The others will all be well-and-truly mad,
Really off-the-scale,
All the meters over in the red,
Chasing you down the corridors,
Or flashing you when the nurses
(big, old bouncers By the way),
Aren't looking,
Or listening to the football,
Or trying it on with your only friend in the day room, “Place of safety” they call it,
And you seem to think you want to wake up there,
With the Valium seeping in,
And the world all soft,
While the wind lifts the detergent-white curtains,
And the crisp sheets clasp you in,
Like your mother on a rainy, summer morning,
Truth is you might be tied in,
Strapped and wrapped,
Like a maddened tom cat,
While they pump you full of Lithium,
And other chemical night-sticks,
Struggling after a while to find any veins left,
Perhaps you even think the ECT is cool,
Another badge of belonging or of not belonging,
Which is it today?
Membership of the club or the outsiders crew?

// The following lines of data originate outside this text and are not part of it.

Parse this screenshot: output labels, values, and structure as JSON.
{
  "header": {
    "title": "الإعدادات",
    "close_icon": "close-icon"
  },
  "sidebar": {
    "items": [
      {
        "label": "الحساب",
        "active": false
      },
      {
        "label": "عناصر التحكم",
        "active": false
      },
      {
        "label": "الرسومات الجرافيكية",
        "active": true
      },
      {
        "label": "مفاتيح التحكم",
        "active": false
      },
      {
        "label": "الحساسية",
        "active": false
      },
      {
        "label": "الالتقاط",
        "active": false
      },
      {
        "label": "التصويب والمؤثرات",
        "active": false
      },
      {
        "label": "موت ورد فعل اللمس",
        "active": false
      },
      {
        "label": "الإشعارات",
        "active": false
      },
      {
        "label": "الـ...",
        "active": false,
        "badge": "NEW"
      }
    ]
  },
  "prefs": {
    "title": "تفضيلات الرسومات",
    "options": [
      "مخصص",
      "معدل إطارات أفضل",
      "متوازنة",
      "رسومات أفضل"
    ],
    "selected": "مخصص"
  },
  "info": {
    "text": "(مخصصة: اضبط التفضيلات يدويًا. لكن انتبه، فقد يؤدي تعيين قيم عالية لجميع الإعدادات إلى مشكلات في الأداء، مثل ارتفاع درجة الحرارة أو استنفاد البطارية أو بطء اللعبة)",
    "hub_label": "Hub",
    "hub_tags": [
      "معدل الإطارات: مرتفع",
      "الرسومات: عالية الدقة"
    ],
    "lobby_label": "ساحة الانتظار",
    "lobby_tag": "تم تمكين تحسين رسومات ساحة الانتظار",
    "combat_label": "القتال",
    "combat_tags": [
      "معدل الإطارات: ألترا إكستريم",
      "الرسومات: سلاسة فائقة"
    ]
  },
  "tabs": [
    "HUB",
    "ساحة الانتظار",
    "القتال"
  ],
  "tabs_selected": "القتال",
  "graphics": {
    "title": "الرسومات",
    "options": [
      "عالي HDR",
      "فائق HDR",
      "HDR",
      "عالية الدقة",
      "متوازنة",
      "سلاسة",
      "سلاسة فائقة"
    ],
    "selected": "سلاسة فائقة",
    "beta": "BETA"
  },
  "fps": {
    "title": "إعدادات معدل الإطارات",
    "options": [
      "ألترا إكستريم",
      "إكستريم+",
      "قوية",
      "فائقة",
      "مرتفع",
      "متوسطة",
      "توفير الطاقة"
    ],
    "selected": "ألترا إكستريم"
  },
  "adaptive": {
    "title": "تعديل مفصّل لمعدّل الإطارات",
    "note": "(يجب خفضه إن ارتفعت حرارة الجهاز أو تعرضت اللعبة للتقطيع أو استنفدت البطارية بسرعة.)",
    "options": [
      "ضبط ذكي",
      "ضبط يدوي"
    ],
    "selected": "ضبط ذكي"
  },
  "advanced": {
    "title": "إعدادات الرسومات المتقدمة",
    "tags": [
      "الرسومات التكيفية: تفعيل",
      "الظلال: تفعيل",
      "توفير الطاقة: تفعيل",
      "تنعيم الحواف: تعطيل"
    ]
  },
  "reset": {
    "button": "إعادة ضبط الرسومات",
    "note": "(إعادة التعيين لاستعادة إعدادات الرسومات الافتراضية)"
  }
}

We want to know, if only for the paperwork,
But I can't warn you what this will be really like,
Maybe you could think of Trinity again,
That weird black sphere of lightning and hell,
Balled up in a split second,
Before all those demons leave the box,
With hope in the lead,
Racing for space and oblivion,
And you alone on that bed,
A crushed nutshell in a pile of them,
Just one of the mad and bad,
This is The Atomic Age,
And we are all just atoms,
Decaying from the radioactive elements of youth,
All the way to lead and lesser things,
Beaten down to inert metals,
Each of us a simple particle in the matter,
Which makes us all and everything,
And in Trinity we trust,
Betterment and godless bombs for you and me.